Caltech Mourns the Passing of Sally Ride
Sally Ride, the first American woman in space and a former Caltech trustee, passed away Monday, July 23, 2012. She was 61.
Ride joined NASA in 1978 as part of the first astronaut class to admit women. In 1983, she made history as the first female astronaut aboard a NASA space shuttle. At the time, 32-year-old Ride was also the youngest U.S. astronaut. A year later, she made a second trip on the same shuttle, Challenger, before serving as the first director of NASA's Office of Exploration.
"Sally's legacy will be that she was the first American woman in space—but what she would probably want to be remembered for is her influence over young people," says Kent Kresa, chairman of the Caltech Board of Trustees. "She was a rock star in her own right. Every time we had a Sally Ride Summer Camp or Science Festival here at Caltech, young girls would flock around her to talk about space and science."

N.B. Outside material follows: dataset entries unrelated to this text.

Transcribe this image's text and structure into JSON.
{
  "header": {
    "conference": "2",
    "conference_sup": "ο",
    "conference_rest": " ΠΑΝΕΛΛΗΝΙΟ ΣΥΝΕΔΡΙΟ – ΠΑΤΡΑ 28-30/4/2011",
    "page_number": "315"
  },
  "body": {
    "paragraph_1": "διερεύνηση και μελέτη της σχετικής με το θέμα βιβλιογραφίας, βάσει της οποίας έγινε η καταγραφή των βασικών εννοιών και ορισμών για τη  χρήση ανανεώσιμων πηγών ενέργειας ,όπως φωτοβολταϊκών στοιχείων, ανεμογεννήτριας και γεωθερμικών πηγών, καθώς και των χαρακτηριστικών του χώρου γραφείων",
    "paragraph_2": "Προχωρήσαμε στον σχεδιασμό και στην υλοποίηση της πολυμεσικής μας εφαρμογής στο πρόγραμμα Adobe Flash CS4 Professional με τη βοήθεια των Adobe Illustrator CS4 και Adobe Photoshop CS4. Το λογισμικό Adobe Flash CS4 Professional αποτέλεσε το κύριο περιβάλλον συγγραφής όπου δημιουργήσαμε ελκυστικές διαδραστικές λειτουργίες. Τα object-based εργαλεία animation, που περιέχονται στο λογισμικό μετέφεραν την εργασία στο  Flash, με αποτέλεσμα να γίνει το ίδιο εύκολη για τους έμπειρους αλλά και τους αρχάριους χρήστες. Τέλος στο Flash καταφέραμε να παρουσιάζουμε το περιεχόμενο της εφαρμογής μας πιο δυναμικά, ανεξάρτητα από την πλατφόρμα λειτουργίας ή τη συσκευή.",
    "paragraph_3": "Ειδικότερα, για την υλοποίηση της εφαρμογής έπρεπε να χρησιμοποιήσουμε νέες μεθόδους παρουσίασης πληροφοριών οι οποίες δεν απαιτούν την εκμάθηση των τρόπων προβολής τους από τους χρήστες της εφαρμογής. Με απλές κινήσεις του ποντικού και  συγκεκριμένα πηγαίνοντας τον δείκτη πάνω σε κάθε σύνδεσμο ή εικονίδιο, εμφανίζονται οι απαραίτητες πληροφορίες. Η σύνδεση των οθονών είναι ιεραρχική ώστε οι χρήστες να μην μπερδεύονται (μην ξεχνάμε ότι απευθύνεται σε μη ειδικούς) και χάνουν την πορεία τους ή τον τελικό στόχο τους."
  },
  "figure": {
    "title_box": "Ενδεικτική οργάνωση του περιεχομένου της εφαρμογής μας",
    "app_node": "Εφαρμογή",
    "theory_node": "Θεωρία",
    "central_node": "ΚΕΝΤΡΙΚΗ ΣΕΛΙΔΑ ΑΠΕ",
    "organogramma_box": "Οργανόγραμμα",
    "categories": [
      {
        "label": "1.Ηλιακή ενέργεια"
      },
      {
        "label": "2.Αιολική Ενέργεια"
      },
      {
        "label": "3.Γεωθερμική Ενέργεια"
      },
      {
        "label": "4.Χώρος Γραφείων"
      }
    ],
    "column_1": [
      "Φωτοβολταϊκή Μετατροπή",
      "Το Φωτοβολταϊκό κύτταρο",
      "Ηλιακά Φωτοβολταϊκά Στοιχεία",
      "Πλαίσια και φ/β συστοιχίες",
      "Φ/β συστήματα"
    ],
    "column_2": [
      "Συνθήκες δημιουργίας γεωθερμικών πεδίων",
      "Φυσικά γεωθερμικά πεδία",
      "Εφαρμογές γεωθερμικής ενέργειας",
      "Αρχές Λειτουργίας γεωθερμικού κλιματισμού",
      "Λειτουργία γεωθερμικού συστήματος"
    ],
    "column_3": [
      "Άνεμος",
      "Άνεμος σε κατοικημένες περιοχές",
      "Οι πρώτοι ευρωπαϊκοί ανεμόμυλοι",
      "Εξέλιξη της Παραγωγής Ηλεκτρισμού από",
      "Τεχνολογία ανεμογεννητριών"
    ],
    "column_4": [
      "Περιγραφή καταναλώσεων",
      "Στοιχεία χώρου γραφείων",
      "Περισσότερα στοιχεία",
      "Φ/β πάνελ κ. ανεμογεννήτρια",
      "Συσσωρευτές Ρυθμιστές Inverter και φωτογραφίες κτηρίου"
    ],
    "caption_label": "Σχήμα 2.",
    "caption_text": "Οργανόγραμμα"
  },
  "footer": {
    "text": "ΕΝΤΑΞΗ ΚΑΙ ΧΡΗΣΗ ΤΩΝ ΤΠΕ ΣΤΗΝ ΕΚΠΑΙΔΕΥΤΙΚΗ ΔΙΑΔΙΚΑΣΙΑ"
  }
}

In 2000, Ride was appointed to the Caltech Board of Trustees, where she served until 2011. She was also a professor of physics, emerita, at the University of California, San Diego, and the president and CEO of Sally Ride Science, a science education company aimed at promoting STEM education for elementary and middle-school students, with a particular focus on encouraging scientific curiosity in girls. Caltech has been involved with her organization since 2002 through on-campus science fairs and a day camp for young girls.
"The Caltech community is honored to have collaborated with Sally Ride to advance science and space exploration in our country and the world," says Caltech president Jean-Lou Chameau. "Sally was a champion for Caltech and a strong advocate for engaging youth in science education. We join her family, friends, and the world in celebrating Sally's life and contributions."